Sunday 24 November 2013

Computer Warehouse Plans Nigeria Fundraising by 2015

Computer Warehouse Group Plc (CWG), a Nigerian technology company, will seek to raise capital on the country’s stock exchange within 18 months after listing existing stock last week.
CWG needs extra funding to refocus the business toward cloud computing from hardware and software, Chief Executive Officer Austin Okere, 49, said in an interview yesterday at the company’s head office in Lagos, Nigeria’s commercial capital. CWG’s goal is to become the biggest cloud-computing provider in Africa by 2015, he said.
“In twelve to eighteen months time, we will approach the market again,” said Okere. “By that time, we would have crystallized our transformation process.”
The Nigerian Stock Exchange, Africa’s second-largest bourse, is seeking a $1 trillion market capitalization by 2016 by encouraging more technology and telecommunications companies to go public. The exchange is working to make it easier for companies from those industries to list, according to Nigeria’s Information and Communication Technology Minister Omobola Johnson.

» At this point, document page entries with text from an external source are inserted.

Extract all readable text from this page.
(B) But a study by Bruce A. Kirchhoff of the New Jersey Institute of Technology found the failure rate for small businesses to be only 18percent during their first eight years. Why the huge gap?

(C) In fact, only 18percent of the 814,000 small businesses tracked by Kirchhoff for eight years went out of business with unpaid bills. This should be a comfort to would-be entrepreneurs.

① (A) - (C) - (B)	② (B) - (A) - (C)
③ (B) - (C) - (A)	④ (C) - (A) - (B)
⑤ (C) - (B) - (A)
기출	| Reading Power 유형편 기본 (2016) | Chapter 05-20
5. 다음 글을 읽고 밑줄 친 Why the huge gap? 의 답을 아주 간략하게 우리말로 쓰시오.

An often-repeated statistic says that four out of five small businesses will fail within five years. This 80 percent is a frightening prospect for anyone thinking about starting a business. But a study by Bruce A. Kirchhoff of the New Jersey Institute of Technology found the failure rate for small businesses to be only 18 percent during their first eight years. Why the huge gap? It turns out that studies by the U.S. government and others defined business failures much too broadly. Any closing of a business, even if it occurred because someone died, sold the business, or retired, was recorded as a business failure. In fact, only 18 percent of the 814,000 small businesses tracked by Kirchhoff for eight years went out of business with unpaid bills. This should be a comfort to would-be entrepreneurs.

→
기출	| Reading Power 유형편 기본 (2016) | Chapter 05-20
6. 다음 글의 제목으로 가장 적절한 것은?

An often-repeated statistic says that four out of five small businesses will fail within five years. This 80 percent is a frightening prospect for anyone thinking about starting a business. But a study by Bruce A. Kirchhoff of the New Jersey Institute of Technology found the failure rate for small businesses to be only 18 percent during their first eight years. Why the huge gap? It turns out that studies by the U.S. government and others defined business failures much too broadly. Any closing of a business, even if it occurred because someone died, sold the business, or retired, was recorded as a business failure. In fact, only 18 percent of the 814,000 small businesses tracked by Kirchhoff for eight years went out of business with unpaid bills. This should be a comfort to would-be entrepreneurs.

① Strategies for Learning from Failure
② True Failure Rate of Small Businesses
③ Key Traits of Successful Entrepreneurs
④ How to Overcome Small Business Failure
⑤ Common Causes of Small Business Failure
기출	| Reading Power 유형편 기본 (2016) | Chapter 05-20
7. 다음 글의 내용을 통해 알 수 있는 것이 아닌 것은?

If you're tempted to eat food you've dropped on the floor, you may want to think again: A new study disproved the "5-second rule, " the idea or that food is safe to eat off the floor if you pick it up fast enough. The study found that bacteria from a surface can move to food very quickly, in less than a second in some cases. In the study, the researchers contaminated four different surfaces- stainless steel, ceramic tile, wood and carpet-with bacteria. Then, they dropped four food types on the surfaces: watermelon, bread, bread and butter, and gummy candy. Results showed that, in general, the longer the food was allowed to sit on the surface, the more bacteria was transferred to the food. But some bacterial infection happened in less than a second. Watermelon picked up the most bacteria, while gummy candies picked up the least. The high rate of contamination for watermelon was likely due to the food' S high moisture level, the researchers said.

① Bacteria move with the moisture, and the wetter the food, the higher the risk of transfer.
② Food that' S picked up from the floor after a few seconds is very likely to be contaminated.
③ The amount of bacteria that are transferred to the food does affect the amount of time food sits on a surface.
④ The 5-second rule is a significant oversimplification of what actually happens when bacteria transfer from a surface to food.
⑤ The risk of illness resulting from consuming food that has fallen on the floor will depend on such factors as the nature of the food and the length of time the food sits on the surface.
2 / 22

“Our role is to be a trailblazer; to go to the exchange and show to people the value of going to the exchange,” Okere said. “I won’t be surprised if this now opens the path for many more IT companies to come and list.” CWG plans to sell shares on the U.S. technology-dominated exchange Nasdaq in the longer term, he said.

Acquisition Plans

CWG’s shares have gained 4.5 percent since they were listed on the Nigerian Stock Exchangeon Nov. 15, compared with a 3.2 percent gain on the all-share index over the same period.
CWG has a target to double profit in 2013 on sales of $132.2 million, according to Okere. The company is considering at least one acquisition, he said.
IT companies are increasingly turning to cloud computing, which allows businesses to share resources and applications via the Internet, as the margins are higher than traditional IT services. Dimension Data Holdings Ltd., a South African competitor owned by Japan’s Nippon Telegraph & Telephone Corp (9432), acquired California-based OpSource in 2011 to accelerate its cloud strategy, according to a company press release.
CWG has a target to generate 75 percent of sales from cloud services by 2019, up from 15 percent now, with small and medium-sized businesses the main customer base, Okere said. The company still gets 53 percent of its revenue from hardware and almost a third from software.
Many African businesses have limited access to IT services and cloud technology would allow them to become more efficient and spend less on computers, according to a Nov. 20 report released by McKinsey Global Institute.